Bisnis.com, JAKARTA – Komoditas batu bara dinilai sebagai bahan bakar fosil paling diuntungkan sepanjang 2021 seiring dengan krisis ekonomi yang sempat melanda sejumlah negara.
Direktur Eksekutif Center of Reform on Economics (CORE) Indonesia Mohammad Faisal mengatakan bahwa harga batu bara mengalami kenaikan luar biasa sepanjang tahun ini.
Kondisi tersebut disebabkan oleh peningkatan permintaan energi dari sejumlah negara maju yang berlangsung cepat, sebagai akibat dari industri yang bergerak cepat pada 2021 setelah sempat terpukul pada tahun lalu.
Namun, permintaan energi tersebut tidak dapat dipenuhi secara optimal oleh produsen, sehingga memengaruhi harga.
“Batu bara yang diuntungkan, tapi juga kalau dilihat demand-nya lebih besar dari yang bisa kita produksi,” katanya kepada Bisnis, Jumat (31/12/2021).

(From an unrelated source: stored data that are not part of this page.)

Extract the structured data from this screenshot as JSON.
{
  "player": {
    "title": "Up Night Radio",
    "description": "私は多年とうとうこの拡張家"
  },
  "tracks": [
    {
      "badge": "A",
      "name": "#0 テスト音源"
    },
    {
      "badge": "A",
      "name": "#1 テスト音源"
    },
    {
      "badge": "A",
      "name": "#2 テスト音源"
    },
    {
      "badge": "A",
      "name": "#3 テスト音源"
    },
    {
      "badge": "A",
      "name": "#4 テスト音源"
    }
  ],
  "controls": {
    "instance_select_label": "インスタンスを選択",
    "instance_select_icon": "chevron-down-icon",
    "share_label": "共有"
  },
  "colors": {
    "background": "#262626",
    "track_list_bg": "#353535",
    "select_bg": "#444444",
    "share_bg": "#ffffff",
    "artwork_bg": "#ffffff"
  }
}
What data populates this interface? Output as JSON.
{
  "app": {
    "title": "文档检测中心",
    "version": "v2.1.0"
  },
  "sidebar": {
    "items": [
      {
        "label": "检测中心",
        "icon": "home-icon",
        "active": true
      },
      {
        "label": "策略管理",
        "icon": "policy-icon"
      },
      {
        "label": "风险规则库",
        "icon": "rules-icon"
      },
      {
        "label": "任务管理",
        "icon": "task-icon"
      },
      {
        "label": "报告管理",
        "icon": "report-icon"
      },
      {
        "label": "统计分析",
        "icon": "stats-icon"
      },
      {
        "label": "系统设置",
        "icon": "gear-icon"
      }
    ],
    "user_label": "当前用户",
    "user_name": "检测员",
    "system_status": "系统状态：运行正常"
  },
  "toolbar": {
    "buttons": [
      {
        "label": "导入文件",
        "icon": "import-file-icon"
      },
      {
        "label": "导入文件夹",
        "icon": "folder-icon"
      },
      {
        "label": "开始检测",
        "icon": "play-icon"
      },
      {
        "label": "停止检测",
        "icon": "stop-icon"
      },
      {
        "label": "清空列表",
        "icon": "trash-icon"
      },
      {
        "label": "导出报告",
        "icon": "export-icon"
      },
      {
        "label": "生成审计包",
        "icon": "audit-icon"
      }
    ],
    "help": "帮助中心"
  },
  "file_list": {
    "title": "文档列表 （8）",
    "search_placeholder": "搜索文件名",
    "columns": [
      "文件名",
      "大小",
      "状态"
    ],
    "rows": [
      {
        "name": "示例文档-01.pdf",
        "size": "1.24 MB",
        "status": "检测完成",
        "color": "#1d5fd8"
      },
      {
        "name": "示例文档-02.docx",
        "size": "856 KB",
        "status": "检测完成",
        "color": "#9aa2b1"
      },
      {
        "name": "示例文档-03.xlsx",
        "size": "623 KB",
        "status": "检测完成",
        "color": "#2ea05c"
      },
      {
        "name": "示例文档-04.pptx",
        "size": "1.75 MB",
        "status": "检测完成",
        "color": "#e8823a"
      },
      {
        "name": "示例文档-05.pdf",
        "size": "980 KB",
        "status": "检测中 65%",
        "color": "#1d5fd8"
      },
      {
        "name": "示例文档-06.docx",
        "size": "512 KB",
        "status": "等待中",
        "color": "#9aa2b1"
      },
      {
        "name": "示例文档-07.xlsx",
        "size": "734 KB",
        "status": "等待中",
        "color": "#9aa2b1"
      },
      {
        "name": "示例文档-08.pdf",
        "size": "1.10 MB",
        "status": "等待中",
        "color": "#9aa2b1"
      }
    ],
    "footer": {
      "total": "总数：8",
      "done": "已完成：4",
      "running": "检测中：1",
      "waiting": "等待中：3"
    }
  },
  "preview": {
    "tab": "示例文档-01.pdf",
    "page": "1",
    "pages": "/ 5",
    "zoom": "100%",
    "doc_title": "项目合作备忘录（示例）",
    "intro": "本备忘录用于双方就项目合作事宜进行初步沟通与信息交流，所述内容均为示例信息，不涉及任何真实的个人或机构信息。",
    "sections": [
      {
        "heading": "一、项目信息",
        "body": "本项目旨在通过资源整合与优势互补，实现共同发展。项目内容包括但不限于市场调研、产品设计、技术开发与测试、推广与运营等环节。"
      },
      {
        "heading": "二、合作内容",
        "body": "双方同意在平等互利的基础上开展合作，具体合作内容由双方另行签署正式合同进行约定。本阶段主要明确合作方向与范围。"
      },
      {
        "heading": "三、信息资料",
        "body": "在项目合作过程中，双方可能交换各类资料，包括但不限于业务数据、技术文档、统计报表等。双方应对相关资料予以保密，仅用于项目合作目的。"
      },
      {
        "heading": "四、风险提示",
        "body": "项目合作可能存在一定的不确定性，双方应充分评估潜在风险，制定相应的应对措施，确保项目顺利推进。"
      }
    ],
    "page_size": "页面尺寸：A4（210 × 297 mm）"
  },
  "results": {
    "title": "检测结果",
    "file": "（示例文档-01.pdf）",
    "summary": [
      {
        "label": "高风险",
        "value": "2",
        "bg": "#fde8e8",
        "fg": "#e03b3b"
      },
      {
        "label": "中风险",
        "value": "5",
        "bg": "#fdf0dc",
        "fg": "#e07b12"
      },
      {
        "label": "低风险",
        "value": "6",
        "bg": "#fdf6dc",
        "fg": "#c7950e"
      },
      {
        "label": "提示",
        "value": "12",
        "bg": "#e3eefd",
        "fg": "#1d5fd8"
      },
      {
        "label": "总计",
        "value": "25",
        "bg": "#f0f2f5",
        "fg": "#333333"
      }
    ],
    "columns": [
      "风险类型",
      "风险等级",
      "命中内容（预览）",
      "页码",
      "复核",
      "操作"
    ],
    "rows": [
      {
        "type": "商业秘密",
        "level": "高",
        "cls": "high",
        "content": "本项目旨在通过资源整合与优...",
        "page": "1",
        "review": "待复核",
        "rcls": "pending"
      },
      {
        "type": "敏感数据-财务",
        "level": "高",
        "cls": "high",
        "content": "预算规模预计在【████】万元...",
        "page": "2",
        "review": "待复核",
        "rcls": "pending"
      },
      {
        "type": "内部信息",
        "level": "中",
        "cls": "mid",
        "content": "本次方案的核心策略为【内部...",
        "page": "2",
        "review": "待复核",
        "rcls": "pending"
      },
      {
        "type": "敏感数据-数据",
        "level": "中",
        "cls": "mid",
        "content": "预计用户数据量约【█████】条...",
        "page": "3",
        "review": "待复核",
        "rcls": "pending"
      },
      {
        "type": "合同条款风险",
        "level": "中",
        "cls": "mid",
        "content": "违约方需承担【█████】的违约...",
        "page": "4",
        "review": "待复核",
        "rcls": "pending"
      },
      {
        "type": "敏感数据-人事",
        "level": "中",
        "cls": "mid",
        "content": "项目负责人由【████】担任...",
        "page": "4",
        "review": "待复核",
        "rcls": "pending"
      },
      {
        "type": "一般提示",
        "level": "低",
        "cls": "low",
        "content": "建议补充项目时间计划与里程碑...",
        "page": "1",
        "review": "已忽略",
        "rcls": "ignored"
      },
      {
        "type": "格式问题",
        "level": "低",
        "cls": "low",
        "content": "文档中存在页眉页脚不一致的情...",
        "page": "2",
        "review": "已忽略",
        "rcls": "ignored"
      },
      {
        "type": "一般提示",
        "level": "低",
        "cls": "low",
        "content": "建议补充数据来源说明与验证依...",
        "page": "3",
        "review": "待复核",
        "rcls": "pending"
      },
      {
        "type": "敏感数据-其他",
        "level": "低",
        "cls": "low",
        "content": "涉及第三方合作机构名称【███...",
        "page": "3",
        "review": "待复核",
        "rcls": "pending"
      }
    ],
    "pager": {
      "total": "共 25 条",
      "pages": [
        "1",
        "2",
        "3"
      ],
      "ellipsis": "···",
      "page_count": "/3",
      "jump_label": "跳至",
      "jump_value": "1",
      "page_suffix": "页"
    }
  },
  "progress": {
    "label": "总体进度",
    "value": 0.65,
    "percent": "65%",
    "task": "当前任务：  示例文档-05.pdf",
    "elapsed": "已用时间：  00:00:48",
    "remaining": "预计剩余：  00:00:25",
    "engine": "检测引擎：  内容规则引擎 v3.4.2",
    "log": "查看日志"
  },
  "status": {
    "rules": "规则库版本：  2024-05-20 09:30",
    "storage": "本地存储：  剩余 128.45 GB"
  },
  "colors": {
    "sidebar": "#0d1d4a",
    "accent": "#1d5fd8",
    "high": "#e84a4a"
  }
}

China menjadi negara paling banyak mengimpor batu bara. Kondisi ini disebabkan aktivitas industri yang mulai pulih di negara itu. Peningkatan permintaan juga terjadi di negara maju lainnya.
Baca Juga
Akan tetapi, pasokan batu bara dunia sempat mengalami keterbatasan, sehingga kian memanaskan harga komoditas itu.
Bursa ICE Newcastle mencatat, harga terendah komoditas itu berada di angka US$76,35 per metrik ton pada 6 Januari 2021.
Tingginya permintaan global pada komoditas tersebut membuat batu bara memanas hingga menembus rekor US$272,5 per metrik ton pada 5 Oktober 2021. Ini adalah harga tertinggi batu bara sepanjang masa.
“Trennya [peningkatan permintaan] terjadi di 2020, sebagian kenaikan sudah dimulai akhir 2020, tapi mulai meningkat tajam di 2021,” terangnya.
Faisal memperkirakan, kenaikan harga energi 2022 tidak lagi setinggi tahun ini. Pasalnya, pelaku usaha tambang dinilai lebih siap menyuplai bahan baku energi pada tahun depan. Bahkan, bisa jadi harga komoditas energi mulai melemah pada paruh kedua 2022.